Saindo da política, vem a decadência. A infraestrutura vai provavelmente deixar de ser mantida com rigor e continuidade, afinal não dá mais dinheiro, não tem mais ninguém para ver. A segurança que protegia apenas os turistas endinheirados vai sumir. Se o país perder na Copa, perdemos, mas se o país ganhar, perdemos mais ainda: já temos várias reeleições garantidas. Teremos uma certa presidenta se reelegendo enquanto o povo ainda está eufórico por nada.
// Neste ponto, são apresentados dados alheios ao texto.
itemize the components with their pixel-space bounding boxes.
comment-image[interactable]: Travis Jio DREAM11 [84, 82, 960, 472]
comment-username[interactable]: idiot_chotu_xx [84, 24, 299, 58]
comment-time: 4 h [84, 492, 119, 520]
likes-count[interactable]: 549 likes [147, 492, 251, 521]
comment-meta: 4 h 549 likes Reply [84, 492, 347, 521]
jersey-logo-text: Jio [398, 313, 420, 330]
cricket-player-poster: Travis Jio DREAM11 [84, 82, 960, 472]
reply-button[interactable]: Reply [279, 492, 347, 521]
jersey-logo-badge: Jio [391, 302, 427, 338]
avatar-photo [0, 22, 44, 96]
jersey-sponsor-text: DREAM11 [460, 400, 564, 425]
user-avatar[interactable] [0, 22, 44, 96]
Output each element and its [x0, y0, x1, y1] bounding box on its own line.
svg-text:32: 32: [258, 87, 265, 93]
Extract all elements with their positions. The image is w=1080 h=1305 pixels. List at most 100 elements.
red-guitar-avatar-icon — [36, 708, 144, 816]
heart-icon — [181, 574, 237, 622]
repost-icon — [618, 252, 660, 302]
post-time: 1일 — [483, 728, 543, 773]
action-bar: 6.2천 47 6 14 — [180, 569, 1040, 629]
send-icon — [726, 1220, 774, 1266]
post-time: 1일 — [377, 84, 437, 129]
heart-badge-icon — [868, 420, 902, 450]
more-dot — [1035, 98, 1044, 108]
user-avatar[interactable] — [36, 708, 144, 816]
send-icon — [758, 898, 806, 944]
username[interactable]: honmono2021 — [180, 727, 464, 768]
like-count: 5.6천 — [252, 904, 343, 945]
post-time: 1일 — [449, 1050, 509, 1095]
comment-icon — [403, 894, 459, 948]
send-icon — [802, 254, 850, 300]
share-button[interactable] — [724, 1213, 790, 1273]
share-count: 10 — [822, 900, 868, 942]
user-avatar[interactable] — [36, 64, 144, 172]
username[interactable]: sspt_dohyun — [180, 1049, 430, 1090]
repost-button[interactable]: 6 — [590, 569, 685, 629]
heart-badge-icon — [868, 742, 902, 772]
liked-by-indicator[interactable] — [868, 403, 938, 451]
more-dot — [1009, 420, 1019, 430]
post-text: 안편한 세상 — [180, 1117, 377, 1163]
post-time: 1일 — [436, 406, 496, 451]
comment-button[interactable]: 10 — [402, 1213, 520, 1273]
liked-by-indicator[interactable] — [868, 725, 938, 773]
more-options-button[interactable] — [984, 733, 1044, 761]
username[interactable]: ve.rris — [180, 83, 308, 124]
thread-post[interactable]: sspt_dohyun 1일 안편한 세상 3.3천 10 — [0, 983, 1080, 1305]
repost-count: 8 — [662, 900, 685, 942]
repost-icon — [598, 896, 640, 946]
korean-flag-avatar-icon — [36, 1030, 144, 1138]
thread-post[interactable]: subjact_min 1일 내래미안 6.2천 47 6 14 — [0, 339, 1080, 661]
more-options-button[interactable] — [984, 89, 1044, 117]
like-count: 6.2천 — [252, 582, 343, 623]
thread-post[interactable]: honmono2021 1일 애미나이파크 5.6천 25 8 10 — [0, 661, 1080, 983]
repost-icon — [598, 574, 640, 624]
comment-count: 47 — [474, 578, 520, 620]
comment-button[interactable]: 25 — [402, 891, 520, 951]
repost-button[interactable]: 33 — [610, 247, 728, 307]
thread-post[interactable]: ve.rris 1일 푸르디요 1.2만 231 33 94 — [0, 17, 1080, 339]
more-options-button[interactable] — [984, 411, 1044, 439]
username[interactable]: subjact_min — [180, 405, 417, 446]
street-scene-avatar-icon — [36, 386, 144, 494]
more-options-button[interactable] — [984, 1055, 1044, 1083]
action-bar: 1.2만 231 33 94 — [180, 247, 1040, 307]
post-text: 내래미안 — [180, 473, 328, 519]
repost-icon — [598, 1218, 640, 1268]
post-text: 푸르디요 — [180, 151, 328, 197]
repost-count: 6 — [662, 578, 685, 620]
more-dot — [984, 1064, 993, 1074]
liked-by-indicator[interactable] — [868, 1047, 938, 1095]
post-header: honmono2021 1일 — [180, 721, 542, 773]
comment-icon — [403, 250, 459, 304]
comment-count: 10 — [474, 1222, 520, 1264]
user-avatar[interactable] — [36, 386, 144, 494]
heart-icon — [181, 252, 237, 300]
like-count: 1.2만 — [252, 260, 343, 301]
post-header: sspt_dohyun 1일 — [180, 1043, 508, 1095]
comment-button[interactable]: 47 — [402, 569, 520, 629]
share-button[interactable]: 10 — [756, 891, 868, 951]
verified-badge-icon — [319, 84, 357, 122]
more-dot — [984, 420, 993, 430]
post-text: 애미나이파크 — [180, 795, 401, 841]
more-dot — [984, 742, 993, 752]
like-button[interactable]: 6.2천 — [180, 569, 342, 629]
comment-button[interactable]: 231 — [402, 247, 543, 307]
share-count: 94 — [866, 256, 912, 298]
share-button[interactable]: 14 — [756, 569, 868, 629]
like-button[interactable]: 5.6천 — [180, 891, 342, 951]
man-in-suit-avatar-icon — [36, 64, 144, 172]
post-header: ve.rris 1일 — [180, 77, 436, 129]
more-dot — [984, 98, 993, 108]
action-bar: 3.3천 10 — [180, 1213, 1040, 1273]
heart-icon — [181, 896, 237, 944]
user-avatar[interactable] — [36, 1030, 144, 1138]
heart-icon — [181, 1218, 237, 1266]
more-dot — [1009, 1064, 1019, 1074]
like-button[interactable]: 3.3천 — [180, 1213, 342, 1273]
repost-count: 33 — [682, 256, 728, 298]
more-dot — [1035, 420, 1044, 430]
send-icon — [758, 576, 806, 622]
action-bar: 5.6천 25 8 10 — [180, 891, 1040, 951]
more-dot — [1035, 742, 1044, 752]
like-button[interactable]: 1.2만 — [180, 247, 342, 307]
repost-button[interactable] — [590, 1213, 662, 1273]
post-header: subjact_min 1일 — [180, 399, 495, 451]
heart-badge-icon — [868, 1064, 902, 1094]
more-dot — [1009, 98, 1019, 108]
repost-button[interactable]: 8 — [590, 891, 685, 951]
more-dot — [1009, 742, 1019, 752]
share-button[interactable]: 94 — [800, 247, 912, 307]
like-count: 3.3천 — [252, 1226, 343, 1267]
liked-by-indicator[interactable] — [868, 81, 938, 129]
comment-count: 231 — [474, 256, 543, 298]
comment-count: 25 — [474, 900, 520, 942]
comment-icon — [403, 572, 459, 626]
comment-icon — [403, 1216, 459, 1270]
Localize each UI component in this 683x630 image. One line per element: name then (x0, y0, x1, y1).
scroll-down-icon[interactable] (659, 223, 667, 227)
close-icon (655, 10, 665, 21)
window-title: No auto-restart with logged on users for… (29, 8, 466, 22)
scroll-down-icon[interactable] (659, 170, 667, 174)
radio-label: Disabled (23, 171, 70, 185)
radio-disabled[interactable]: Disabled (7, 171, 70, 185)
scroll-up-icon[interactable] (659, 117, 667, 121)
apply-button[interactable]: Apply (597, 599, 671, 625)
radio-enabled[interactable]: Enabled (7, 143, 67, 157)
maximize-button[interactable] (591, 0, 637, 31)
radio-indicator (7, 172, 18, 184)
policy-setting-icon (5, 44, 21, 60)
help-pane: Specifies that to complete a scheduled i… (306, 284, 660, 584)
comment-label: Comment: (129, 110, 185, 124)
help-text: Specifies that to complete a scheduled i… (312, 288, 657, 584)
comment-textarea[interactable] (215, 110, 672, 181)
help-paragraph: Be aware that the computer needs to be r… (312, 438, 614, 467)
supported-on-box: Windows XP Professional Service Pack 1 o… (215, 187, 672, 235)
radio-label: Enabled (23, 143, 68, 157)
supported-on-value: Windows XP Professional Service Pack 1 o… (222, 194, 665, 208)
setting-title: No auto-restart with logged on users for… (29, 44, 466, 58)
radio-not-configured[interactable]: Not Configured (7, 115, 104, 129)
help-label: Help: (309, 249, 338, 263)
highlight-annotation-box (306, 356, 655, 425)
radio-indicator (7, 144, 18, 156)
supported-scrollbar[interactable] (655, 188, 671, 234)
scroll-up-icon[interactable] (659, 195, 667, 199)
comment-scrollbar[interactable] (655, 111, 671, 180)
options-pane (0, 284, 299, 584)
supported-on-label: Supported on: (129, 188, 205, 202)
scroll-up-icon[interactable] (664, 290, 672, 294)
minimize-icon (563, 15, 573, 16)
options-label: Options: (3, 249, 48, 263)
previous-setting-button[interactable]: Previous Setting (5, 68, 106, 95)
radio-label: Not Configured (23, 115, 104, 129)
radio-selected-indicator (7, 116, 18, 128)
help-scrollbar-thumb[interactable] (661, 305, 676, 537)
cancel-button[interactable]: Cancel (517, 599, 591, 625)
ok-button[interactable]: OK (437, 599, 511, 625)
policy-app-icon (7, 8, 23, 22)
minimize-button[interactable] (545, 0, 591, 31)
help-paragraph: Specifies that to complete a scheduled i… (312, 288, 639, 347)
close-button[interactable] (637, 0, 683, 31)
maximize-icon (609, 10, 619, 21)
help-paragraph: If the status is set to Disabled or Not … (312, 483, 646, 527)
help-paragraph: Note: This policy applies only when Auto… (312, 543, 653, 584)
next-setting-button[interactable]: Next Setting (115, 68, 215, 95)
Ficaremos com as as leis anti-terrorismo: por terrorista leia-se: ousou exercer a liberdade de expressão garantida pela Constituição, estava em um protesto pacífico e foi recebido com agressão policial. O terrorismo oficializado de cada dia, na forma da negação de direitos humanos básicos e da negação de cidadania, não conta.

Qualquer manifestação será tratada como vandalismo; enquanto isso, o vandalismo de cada dia - em cada tribo indígena que é atacada em nome de grandes obras, em cada escola abandonada, em cada centavo do dinheiro público que vai para o lixo, em cada morador de rua que aparece morto, em cada desalojamento - é normal, é o preço do progresso que ninguém pediu.

As leis que proíbem qualquer tipo de manifestação em dia de jogo acabarão se tornando permanentes devido à sua conveniência (significa que o povo não pode encher nosso saco). Precisa parecer que está tudo bem, que o custo de vida não disparou por causa desses grandes eventos, não podem saber que todas todas as profissões aqui estão desvalorizadas e que a sexta maior economia é uma simples fachada.

Esperemos, de forma bem otimista, quase inocente, quase infantil, que isso não ocorra e que esses eventos sejam só mais uns eventos quaisquer. Na verdade, não: espero que Copa, Olimpíadas etc... sirvam para o país passar vergonha internacional. Que sejam marcados por protestos que desafiem as leis anti-liberdade de expressão. Que os outros países vejam que sim, somos só uma fachada gigante.